Don C: It’s almost taken for granted in the culture. There is a flattening. It's been going on for a long time.
Darren: It’s part of why I wanted to reach out. I think this is so important and it really troubles me. This whole idea [of unconscious processes] seems to be drifting off and I just think that's a terrible mistake.
Don C: Absolutely. And it's terrible if psychoanalysis or various trends within psychoanalysis collude with that, as I think they have. For example, one of the main points I'm making recently is about guilt evasion. The culture around 1950, we began to switch post war from an industrial economy, industrial capitalism to consumer capitalism, which turns us into great oral, narcissistic, needy babies, you know, and we get the culture of narcissism, right? We get the culture of narcissism and the last thing a narcissist wants to face is his guilt.

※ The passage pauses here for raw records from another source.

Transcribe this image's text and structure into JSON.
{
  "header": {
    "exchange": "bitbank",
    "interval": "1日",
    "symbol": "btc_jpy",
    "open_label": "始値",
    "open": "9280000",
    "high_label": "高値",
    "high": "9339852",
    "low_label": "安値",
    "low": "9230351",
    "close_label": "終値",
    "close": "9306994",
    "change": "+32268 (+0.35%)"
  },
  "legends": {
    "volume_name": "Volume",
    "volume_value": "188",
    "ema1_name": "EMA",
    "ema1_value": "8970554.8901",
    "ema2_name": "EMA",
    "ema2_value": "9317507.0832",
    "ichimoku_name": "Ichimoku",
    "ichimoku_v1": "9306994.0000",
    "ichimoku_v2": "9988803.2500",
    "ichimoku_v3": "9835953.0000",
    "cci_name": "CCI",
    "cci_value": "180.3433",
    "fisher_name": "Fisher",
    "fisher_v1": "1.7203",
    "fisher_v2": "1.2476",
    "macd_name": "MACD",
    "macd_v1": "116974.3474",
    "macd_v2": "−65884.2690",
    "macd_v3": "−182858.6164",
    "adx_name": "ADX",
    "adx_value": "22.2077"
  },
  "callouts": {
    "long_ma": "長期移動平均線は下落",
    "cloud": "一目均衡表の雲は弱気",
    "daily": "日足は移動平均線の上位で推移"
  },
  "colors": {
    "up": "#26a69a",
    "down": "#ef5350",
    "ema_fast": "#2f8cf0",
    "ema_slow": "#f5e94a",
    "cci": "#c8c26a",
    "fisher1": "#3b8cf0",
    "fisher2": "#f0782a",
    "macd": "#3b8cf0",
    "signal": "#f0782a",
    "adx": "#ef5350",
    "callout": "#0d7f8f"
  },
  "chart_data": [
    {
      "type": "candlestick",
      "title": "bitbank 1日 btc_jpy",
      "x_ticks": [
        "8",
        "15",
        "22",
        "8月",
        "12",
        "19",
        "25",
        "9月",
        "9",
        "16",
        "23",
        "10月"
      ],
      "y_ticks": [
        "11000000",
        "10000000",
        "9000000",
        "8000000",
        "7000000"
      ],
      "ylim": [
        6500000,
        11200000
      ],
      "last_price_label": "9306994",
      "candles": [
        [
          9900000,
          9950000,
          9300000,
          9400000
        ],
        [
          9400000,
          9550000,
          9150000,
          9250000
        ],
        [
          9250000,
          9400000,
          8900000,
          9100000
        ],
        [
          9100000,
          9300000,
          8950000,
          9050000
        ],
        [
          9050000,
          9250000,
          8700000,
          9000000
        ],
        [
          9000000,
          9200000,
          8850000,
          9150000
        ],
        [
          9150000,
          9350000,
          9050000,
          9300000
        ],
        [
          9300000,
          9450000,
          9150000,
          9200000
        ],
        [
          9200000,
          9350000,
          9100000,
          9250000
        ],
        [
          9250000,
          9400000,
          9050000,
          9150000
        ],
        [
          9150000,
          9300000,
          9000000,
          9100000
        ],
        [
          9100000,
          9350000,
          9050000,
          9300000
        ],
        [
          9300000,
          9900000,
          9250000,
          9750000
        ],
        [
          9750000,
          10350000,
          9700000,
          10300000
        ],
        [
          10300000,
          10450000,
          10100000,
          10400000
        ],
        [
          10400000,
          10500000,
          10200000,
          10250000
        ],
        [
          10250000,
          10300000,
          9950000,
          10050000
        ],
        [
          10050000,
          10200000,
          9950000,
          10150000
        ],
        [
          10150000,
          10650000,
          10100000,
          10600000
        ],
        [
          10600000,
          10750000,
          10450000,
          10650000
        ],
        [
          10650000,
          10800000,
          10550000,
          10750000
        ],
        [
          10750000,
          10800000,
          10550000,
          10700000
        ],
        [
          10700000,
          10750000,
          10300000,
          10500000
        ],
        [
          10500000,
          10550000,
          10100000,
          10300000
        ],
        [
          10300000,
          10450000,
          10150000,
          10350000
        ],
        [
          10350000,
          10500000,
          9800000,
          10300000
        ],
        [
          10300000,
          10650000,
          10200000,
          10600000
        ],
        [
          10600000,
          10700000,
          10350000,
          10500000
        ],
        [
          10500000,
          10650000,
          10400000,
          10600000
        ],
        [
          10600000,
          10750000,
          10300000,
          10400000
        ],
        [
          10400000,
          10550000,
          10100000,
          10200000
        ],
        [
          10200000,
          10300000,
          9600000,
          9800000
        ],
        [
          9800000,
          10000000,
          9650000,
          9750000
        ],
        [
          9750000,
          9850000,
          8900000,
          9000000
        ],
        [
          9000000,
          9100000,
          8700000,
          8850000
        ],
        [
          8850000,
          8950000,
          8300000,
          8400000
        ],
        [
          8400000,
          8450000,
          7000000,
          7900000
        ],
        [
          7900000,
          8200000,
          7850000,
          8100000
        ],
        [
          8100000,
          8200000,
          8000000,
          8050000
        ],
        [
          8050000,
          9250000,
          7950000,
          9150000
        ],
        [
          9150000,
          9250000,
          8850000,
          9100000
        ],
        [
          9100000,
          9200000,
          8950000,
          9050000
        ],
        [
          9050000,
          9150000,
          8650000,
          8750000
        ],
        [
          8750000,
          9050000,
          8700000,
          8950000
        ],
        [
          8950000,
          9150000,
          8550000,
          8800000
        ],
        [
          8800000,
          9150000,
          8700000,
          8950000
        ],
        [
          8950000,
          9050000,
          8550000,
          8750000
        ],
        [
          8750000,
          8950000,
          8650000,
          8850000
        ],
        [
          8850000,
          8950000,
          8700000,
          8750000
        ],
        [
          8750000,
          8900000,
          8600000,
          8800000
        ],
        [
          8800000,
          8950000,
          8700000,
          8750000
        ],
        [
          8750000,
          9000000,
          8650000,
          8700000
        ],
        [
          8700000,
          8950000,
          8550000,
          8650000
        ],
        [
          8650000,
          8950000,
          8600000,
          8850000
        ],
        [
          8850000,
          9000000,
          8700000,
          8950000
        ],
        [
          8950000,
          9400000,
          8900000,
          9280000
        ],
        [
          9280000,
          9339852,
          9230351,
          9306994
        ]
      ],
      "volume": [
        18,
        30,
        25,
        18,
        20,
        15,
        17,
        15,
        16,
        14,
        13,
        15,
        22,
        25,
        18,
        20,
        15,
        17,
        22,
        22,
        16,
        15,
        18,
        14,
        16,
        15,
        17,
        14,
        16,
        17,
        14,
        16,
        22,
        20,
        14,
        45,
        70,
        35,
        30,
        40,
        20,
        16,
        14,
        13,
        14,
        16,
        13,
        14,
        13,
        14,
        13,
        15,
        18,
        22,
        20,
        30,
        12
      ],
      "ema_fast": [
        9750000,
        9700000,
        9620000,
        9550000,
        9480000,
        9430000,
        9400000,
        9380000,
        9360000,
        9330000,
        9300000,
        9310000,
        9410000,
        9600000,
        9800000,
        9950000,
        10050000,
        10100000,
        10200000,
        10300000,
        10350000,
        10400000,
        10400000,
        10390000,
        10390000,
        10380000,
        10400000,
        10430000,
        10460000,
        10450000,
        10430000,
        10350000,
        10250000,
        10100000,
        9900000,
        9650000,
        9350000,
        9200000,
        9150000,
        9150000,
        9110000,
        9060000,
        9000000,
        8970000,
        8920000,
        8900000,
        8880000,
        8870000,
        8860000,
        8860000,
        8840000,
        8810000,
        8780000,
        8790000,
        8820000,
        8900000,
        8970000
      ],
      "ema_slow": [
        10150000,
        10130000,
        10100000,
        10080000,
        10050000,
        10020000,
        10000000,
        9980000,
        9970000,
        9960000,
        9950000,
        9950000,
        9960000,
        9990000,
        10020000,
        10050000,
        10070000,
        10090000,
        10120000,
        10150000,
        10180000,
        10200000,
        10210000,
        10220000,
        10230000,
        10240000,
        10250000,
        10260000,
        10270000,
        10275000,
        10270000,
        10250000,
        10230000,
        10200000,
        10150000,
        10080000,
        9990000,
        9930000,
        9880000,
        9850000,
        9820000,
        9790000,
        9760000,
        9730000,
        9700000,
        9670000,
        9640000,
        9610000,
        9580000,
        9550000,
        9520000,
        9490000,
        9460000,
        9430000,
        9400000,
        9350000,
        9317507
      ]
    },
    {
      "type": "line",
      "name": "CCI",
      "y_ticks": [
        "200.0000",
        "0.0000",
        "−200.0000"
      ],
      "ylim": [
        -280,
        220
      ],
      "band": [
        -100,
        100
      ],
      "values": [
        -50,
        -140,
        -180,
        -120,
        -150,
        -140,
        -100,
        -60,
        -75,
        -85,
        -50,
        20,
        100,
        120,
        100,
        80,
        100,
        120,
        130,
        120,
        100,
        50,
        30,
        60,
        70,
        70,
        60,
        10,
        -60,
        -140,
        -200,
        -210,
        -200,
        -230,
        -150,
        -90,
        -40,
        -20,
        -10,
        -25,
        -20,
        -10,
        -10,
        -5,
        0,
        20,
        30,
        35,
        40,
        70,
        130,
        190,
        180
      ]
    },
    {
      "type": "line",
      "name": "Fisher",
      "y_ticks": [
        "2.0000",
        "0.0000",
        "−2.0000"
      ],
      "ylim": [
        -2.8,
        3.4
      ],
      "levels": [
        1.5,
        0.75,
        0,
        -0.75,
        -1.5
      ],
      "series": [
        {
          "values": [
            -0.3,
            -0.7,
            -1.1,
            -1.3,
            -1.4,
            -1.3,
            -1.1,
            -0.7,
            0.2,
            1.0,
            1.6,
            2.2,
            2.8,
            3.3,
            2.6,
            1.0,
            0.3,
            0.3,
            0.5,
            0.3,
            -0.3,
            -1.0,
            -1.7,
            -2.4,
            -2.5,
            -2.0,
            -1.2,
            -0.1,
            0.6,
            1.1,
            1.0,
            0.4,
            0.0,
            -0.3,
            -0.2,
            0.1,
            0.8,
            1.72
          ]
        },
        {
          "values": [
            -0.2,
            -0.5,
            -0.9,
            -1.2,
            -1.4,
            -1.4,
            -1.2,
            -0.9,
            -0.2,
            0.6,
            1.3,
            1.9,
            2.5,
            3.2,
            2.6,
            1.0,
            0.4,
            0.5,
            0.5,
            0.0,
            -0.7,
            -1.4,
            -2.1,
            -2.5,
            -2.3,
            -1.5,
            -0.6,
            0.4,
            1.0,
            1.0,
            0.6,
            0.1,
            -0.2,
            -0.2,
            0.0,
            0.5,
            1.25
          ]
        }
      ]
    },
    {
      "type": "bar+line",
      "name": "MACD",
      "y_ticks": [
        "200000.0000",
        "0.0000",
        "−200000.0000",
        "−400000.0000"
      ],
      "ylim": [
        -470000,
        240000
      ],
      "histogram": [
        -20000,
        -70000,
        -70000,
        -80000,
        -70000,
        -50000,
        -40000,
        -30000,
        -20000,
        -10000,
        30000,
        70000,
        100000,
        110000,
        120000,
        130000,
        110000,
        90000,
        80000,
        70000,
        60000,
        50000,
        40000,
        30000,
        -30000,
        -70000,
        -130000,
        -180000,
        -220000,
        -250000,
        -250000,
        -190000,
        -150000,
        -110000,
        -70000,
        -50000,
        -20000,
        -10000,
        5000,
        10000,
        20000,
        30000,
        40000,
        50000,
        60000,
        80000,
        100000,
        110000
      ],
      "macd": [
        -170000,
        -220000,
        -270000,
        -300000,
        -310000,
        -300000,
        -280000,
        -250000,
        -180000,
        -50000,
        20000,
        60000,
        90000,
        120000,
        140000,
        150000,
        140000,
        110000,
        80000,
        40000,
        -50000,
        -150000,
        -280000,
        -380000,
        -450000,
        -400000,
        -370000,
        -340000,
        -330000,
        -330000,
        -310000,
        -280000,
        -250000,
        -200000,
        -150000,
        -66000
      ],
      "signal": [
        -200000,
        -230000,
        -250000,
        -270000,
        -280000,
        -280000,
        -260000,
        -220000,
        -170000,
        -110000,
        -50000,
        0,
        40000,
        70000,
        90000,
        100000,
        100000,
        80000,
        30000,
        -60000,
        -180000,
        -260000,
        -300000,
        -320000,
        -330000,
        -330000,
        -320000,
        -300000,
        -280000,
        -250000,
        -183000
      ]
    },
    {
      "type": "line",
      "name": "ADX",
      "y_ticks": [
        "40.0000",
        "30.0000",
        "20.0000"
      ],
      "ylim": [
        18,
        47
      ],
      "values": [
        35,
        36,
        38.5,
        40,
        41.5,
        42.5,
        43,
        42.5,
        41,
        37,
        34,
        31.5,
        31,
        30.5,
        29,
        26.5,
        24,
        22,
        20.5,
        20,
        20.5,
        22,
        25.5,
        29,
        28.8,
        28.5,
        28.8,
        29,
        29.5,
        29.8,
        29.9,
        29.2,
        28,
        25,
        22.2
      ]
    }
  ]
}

With the culture of narcissism on the economy, we have neoliberalism, which is all about deregulation, privatization, getting rid of the regulators, and psychoanalysis is a part of the culture. So psychoanalysis also turns away from the regulators, namely the superego and the conscience, and guilt in general, so that in 1960 Sandler in England said, at the Hampstead, “analysts are no longer sorting their clinical material in terms of guilt and the superego.”
Twenty years later in New York, Arlow says, “analysts are no longer making presentations on guilt, or superego.” So this is guilt evasion on the part of psychoanalysis, which goes along with the guilt evasion of the culture. So you wind up with Trump who has no guilt, who is utterly shameless. He's just an expression of where the culture made a wrong turn.
But the problem is that self and relational psychoanalysis is terribly guilt evading. They don't look at the superego. They're not, guilt is not part of their vocabulary. If they talk about guilt at all, they think it's bad guilt, tragic man versus guilty man. They think of it as persecutory guilt. They don't have the distinction between persecutory and reparative guilt.
And they've turned away from it altogether. So they are embodying the problem in the culture and the patients are coming in with this problem in their lives. There’s the evasion.